40% of refugees in Austria put religion above law – study
The survey, which was conducted on behalf of the country’s Department of Integration (Integrationsressort), found that 90 percent of officially recognized Austrian refugees believe democracy is an ideal form of government. The study also found that 80 percent believe in the equality of men and women, and 83 percent have no problem with other religions, Austrian Die Presse reported this week.
Yet, 40 percent of the same people questioned for the study said that religion is a more reliable guide for behavior than secular state law, with 80 percent supporting adherence to religious law in the public sphere. At the same time, only 61 percent admitted to being religious, while 45 percent don’t believe all religions are equal.
Some 900 Austrian refugees – 43 percent Syrian, 37 percent Afghan, and 20 percent Iraqi – took part in the survey during the summer and autumn of 2016. Slightly more than half were 18 to 30 years old, and 80 percent were male.
About half of those surveyed thought the lifestyles of Western people are too liberal and that they have too much freedom. In addition, despite the majority acknowledging women and men as equals, nearly all wanted to see Muslim women covering up in Austria. Some 37 percent also said they wanted separate gym classes and swimming lessons for boys and girls in schools, and one in five even said women should not be allowed to work.
Finally, 88 percent of the interviewees said they accept the living habits of the Austrians in general, but 38 percent admitted that they were too free-wheeling for them.

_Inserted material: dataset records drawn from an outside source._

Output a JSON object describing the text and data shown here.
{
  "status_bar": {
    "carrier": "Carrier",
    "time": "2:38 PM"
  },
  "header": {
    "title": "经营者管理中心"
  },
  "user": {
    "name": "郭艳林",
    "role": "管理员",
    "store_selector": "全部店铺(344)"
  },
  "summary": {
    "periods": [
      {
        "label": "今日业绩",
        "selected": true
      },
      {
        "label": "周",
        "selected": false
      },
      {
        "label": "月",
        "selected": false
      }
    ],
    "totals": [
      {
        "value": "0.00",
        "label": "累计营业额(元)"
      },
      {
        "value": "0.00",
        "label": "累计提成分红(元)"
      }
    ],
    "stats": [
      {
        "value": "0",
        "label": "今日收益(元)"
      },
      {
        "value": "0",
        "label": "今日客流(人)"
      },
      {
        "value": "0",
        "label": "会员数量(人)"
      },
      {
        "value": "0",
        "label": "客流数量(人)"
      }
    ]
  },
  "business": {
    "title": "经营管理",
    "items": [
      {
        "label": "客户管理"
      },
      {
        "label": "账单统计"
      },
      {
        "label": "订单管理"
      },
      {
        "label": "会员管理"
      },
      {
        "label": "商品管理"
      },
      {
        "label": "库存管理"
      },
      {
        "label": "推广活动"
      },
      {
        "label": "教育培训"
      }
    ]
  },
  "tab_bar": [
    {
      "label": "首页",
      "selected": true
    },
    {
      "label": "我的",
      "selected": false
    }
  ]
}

The obviously contradictory findings prompted Sebastian Kurz, who is both Austria’s Foreign Minister and Minister of Integration, to push for expanding integration courses for refugees at the second international integration conference – ‘Vienna Future Talks’. Though these courses have been vehemently criticized since being launched in the beginning of 2016, Kurz said the study shows they are still a necessity, as they have only partially fulfilled their purpose so far. The Austrian integration minister also visited one such course with an international delegation as part of the conference.
“We can see from this study that there is consent among refugees to abstract basic values. But that does not mean that these people have internalized these principles, neither that they are ready to live by them,” Kurz told the press on Monday.
The minister called the integration process a “major challenge,” while noting the importance of showing Austria’s newcomers the country’s basic values and helping them “clearly define boundaries” for their behavior.
“If there are violations against our laws or our basic values, we do not react with exaggerated tolerance, but show that the regulations in Austria must be strictly adhered to,” the minister stated, while mentioning a number of new proposals that he said would “hopefully soon become integration laws.” Among other measures, these include a ban on full-face veils, such as the burka, and a ban on Quran distribution projects, as well as a compulsory low-wage employment for refugees. These and other initiatives still have to be agreed to by Kurz’s coalition partners, the Social Democrats, who have been speaking out against the burka ban and €1-per-hour employment.
The integration courses, known in Austria as “orientation and value” courses, are 8-hour seminars where refugees learn about Austria’s behavioral standards and societal values. Around 15,000 asylum seekers have taken part in them since their establishment last year, according to statistics from the Austrian Ministry of the Interior.
Austria has been tightening its migrant policies since a number of incidents involving migrants. In the latest case, a woman in her 50s was stabbed by an Afghan migrant while she was reading the Bible in asylum accommodation. The attacker later told police that he had assaulted her because he had “personal problems.”
In November of last year, the Austrian Interior Ministry admitted that there has been a steep jump in the number of crimes involving asylum seekers over the past few years. This has bolstered the nation’s anti-migrant sentiment, which led to a cap of 37,500 asylum claims being imposed last year. Austria took in 90,000 asylum seekers at the peak of Europe’s migration crisis in 2015.